The West Midlands business activity PMI registered at 55.2 in September, down from 58.6 in August. A reading above 50.0 shows an expansion in output, while a reading below 50.0 indicates contraction.

Despite losing momentum, the pace of the region’s output growth was above the UK average (54.1).

Businesses also experienced a steep rise in new orders, as new customers boosted order intakes. Firms took on more staff at a faster rate than what was seen at national level, to satisfy the growing demand.

Business confidence remained high, with firms introducing new products and expecting increased sales over the next 12 months. However, the level of optimism was slightly lower than in August.

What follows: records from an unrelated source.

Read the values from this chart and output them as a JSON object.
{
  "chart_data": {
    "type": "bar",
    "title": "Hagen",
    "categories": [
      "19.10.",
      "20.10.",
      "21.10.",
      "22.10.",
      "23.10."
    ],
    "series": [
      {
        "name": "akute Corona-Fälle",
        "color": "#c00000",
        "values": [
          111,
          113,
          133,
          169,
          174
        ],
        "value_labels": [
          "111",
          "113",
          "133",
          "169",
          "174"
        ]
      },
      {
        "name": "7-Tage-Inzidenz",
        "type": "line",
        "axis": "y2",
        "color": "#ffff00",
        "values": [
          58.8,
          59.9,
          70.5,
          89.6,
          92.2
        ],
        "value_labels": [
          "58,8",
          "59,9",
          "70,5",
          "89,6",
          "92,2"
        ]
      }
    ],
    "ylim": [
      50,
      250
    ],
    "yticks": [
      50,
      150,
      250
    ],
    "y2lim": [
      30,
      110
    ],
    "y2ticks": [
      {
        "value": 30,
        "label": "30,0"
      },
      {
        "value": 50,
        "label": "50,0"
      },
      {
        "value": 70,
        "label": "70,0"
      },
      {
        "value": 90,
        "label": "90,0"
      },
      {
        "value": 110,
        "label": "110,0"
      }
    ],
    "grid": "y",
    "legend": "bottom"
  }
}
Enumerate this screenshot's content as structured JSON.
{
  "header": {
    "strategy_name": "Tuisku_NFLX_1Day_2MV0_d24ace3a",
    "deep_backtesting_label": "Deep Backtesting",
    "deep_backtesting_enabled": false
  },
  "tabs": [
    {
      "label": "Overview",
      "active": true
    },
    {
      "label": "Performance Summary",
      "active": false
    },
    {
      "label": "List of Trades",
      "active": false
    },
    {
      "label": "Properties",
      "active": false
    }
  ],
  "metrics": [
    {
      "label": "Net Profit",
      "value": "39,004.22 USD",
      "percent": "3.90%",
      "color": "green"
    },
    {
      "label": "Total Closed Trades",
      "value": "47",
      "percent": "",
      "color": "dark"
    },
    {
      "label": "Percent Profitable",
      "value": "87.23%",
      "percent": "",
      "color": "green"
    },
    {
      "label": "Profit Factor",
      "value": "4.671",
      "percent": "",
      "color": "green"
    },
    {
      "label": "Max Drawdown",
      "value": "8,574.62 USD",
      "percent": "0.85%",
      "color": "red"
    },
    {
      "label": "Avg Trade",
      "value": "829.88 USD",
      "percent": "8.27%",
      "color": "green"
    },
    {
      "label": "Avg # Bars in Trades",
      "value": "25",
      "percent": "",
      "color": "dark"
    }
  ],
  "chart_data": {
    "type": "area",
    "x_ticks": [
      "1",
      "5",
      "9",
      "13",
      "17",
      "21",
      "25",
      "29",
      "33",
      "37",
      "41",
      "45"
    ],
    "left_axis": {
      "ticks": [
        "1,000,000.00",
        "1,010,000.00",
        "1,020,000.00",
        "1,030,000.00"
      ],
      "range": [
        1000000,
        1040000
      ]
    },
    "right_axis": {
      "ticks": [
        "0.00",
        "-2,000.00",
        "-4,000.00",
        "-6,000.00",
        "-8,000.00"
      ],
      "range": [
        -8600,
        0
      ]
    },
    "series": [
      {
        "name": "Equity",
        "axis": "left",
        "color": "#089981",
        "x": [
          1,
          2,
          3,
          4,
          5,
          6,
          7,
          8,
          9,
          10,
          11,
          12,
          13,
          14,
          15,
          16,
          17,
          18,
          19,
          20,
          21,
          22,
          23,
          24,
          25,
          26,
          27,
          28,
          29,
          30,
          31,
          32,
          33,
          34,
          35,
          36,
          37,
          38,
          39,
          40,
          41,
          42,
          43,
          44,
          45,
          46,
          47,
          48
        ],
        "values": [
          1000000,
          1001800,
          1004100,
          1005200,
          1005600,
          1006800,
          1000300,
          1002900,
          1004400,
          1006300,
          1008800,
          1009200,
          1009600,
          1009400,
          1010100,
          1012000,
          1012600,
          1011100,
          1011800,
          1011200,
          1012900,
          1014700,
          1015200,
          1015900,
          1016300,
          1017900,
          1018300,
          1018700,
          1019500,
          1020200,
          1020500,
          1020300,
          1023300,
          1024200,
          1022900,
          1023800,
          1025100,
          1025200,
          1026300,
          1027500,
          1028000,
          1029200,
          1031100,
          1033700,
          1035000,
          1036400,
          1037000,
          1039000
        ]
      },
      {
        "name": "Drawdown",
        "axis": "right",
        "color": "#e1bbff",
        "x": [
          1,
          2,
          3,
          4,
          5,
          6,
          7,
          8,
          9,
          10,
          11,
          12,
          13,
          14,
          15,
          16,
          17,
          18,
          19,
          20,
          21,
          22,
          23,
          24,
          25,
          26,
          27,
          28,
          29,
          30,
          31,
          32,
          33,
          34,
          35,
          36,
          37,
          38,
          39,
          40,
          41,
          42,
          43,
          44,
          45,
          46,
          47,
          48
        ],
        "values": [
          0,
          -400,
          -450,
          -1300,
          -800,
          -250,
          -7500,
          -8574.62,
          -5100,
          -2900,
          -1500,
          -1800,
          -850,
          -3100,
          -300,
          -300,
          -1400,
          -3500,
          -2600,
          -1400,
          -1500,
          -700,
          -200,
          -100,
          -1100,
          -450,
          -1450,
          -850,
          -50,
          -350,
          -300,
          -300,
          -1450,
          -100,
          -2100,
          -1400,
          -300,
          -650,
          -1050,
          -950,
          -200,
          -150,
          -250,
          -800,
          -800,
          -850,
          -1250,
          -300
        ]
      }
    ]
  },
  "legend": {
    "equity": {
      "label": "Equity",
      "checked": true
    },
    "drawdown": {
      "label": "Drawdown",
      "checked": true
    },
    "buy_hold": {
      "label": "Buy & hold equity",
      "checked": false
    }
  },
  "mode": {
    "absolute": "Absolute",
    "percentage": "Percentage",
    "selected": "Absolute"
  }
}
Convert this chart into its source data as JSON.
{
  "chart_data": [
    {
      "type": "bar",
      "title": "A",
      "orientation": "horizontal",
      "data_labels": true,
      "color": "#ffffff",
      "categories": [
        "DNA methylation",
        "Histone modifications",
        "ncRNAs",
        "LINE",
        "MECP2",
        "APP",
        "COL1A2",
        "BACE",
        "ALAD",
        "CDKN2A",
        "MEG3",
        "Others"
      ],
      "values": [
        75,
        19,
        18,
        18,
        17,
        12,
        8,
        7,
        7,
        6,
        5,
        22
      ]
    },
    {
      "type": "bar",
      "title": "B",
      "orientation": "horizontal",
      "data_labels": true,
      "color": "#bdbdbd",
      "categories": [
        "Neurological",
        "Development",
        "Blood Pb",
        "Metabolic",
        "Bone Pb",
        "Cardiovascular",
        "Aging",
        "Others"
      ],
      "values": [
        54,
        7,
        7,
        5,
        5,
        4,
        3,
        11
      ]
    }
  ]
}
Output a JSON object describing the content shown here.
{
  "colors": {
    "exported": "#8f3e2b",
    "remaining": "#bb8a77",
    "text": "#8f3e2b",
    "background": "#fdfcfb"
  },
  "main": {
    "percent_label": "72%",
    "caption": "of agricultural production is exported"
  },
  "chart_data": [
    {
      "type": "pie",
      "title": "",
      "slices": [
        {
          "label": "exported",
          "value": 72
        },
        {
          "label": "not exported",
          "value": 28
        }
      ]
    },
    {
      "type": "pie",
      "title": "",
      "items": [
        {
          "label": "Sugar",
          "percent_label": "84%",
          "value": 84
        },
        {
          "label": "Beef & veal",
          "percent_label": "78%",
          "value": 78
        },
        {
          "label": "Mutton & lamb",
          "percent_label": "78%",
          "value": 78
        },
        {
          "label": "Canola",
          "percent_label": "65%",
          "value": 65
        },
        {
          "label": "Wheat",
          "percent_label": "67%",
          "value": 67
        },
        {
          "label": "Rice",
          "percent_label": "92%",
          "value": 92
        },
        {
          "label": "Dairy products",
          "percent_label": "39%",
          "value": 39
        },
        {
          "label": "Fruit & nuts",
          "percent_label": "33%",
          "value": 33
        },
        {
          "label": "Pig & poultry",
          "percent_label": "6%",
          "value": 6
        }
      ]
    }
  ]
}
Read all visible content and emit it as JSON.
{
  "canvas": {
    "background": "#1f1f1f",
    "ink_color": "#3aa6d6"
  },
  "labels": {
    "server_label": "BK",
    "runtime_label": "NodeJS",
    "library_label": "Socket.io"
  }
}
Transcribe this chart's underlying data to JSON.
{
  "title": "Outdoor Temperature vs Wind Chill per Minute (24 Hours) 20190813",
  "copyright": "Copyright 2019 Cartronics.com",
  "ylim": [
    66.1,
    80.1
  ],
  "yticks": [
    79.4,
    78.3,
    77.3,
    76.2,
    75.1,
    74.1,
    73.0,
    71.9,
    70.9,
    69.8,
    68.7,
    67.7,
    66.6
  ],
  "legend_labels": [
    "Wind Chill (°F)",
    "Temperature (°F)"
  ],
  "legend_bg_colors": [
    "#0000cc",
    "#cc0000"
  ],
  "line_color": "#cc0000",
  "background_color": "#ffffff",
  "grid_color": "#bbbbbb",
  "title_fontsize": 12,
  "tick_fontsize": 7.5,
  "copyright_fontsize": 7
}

Meanwhile, unfavorable exchange rates contributed to higher input costs for firms. The increased cost burdens were partly passed on to clients through higher prices charged for goods and services

The Lloyds Bank PMI is the leading economic health-check of UK regions. It’s based on responses from manufacturers and services businesses about the amount of goods and services produced during September compared with the previous month.

Mark Cadwallader, regional director for SME banking in the West Midlands at Lloyds Bank Commercial Banking, said:

“West Midlands companies finished the third quarter with a solid expansion in business activity, however it was marked by its slowest growth in 13 months. Nevertheless, robust growth in activity and new orders helped to boost job creation, which were higher than the national level.”

“As we enter the final quarter of 2017, we start the countdown to the Christmas holidays. Businesses in the consumer goods and hospitality sectors will need to ensure they manage their working capital carefully, in order to take advantage of increased demand from events like Black Friday, Christmas and New Year.

“Last month our Working Capital Index report found that businesses in the West Midlands have £42bn tied up in excess working capital, which includes assets like stock and invoices. Cash that’s tied up in working capital can be released and invested in creating more stock or building capacity to meet higher demand over the festive season.”